When this happens, don’t get upset. Keep your cool and walk them back into their room. Explain that they’re not allowed to sleep in your bed and let them know what the consequence will be if they do it again. (Side note a great consequence for this is closing their bedroom door for a minute or two if they leave their room. I’ve used this one myself and it’s been super effective.)
On the positive side of things, you might want to set up a reward program for good nights spent in their own bed. A treat or a sticker on the calendar can be a great incentive, but keep the time window short. Kids have a hard time understanding rewards if they’re expected to maintain a behavior for a full week, so a daily reward usually works best.

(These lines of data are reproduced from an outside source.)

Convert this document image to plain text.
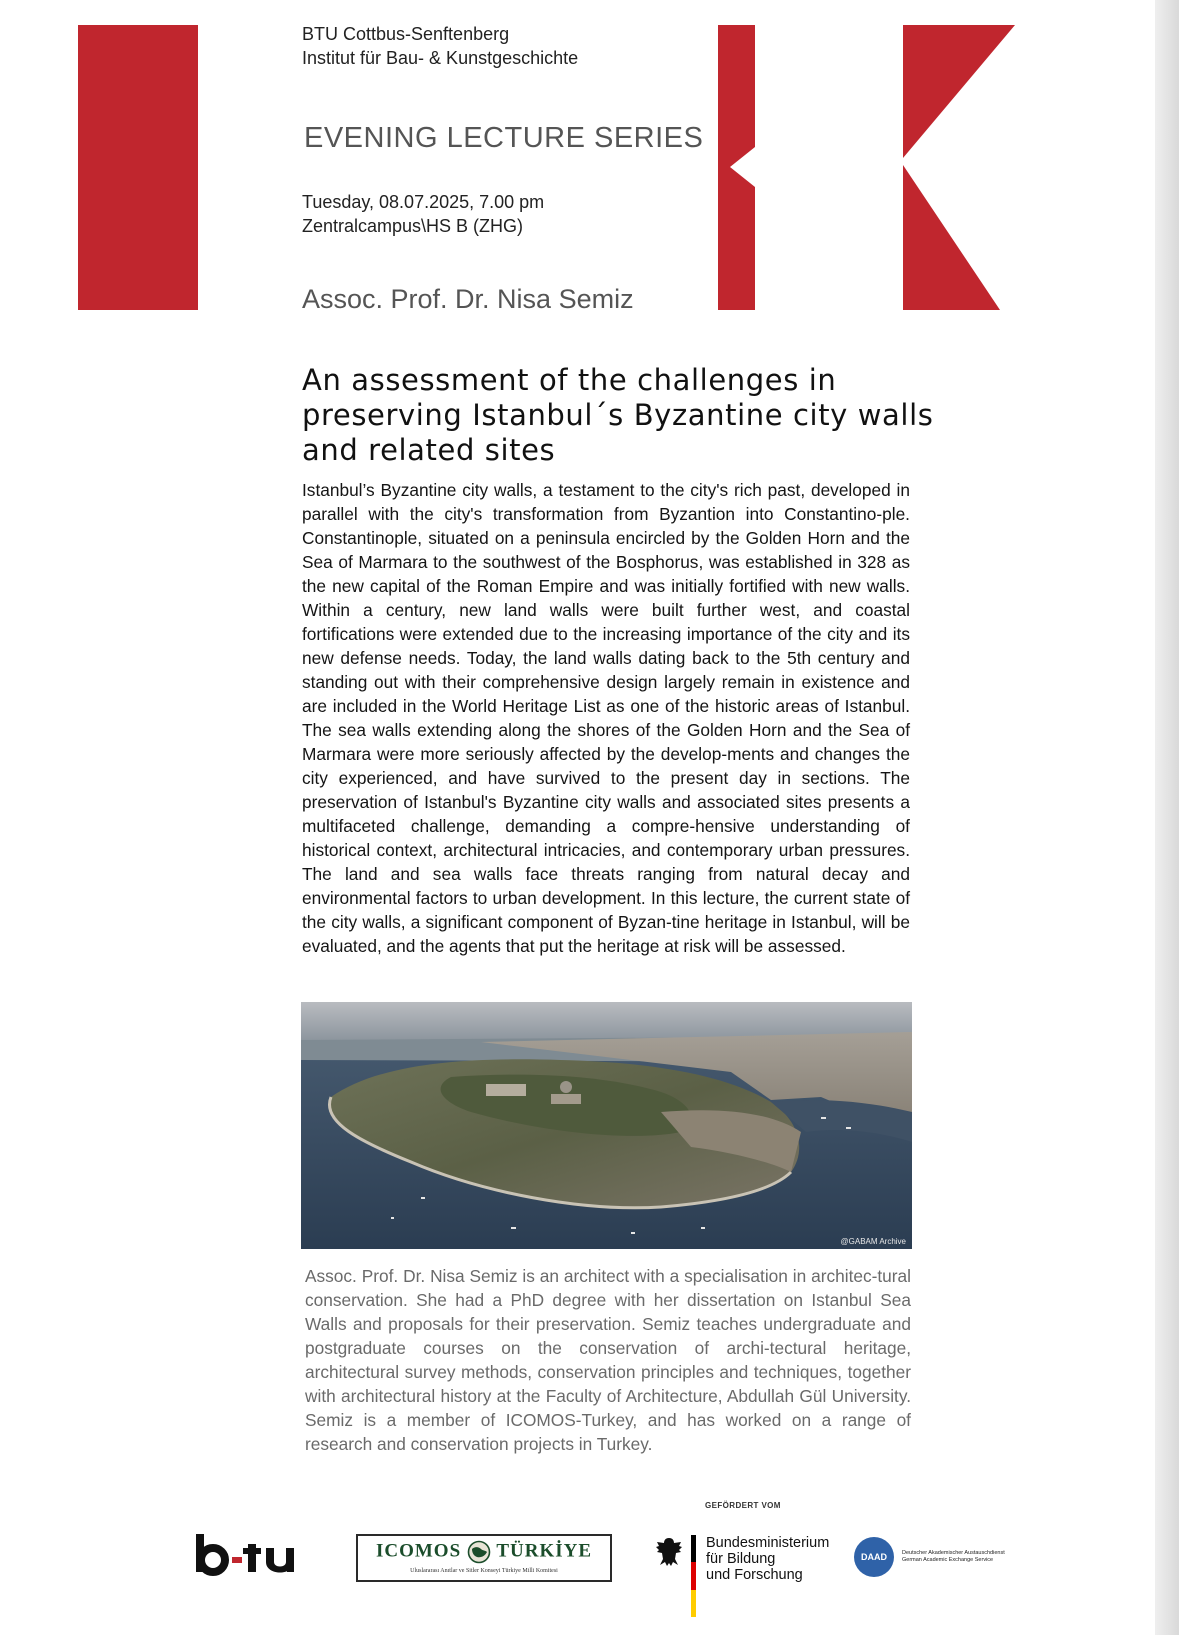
BTU Cottbus-Senftenberg
Institut für Bau- & Kunstgeschichte
EVENING LECTURE SERIES
Tuesday, 08.07.2025, 7.00 pm
Zentralcampus\HS B (ZHG)
Assoc. Prof. Dr. Nisa Semiz
An assessment of the challenges in preserving Istanbul´s Byzantine city walls and related sites
Istanbul’s Byzantine city walls, a testament to the city's rich past, developed in parallel with the city's transformation from Byzantion into Constantino-ple. Constantinople, situated on a peninsula encircled by the Golden Horn and the Sea of Marmara to the southwest of the Bosphorus, was established in 328 as the new capital of the Roman Empire and was initially fortified with new walls. Within a century, new land walls were built further west, and coastal fortifications were extended due to the increasing importance of the city and its new defense needs. Today, the land walls dating back to the 5th century and standing out with their comprehensive design largely remain in existence and are included in the World Heritage List as one of the historic areas of Istanbul. The sea walls extending along the shores of the Golden Horn and the Sea of Marmara were more seriously affected by the develop-ments and changes the city experienced, and have survived to the present day in sections. The preservation of Istanbul's Byzantine city walls and associated sites presents a multifaceted challenge, demanding a compre-hensive understanding of historical context, architectural intricacies, and contemporary urban pressures. The land and sea walls face threats ranging from natural decay and environmental factors to urban development. In this lecture, the current state of the city walls, a significant component of Byzan-tine heritage in Istanbul, will be evaluated, and the agents that put the heritage at risk will be assessed.
@GABAM Archive
Assoc. Prof. Dr. Nisa Semiz is an architect with a specialisation in architec-tural conservation. She had a PhD degree with her dissertation on Istanbul Sea Walls and proposals for their preservation. Semiz teaches undergraduate and postgraduate courses on the conservation of archi-tectural heritage, architectural survey methods, conservation principles and techniques, together with architectural history at the Faculty of Architecture, Abdullah Gül University. Semiz is a member of ICOMOS-Turkey, and has worked on a range of research and conservation projects in Turkey.
GEFÖRDERT VOM
ICOMOS TÜRKİYE
Uluslararası Anıtlar ve Sitler Konseyi Türkiye Milli Komitesi
Bundesministerium
für Bildung
und Forschung
DAAD	Deutscher Akademischer Austauschdienst
German Academic Exchange Service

The other way to soften the blow of moving your little one into their own room is to stay in their room with them for a few nights while they’re making the change. Don’t rock them to sleep or engage with them while they’re drifting off, as this can create an association issue, but feel free to sit in a chair while they’re falling asleep so they can see that you’re there, and gradually start working your way out earlier and earlier.
Again, there’s probably still going to be a little bit of crying, but once your baby gets the hang of sleeping in their own room, your whole family can look forward to much more restful nights, and far fewer wake ups from an unintentional kick to the face.
From your baby, anyways. I can't promise anything from your partner.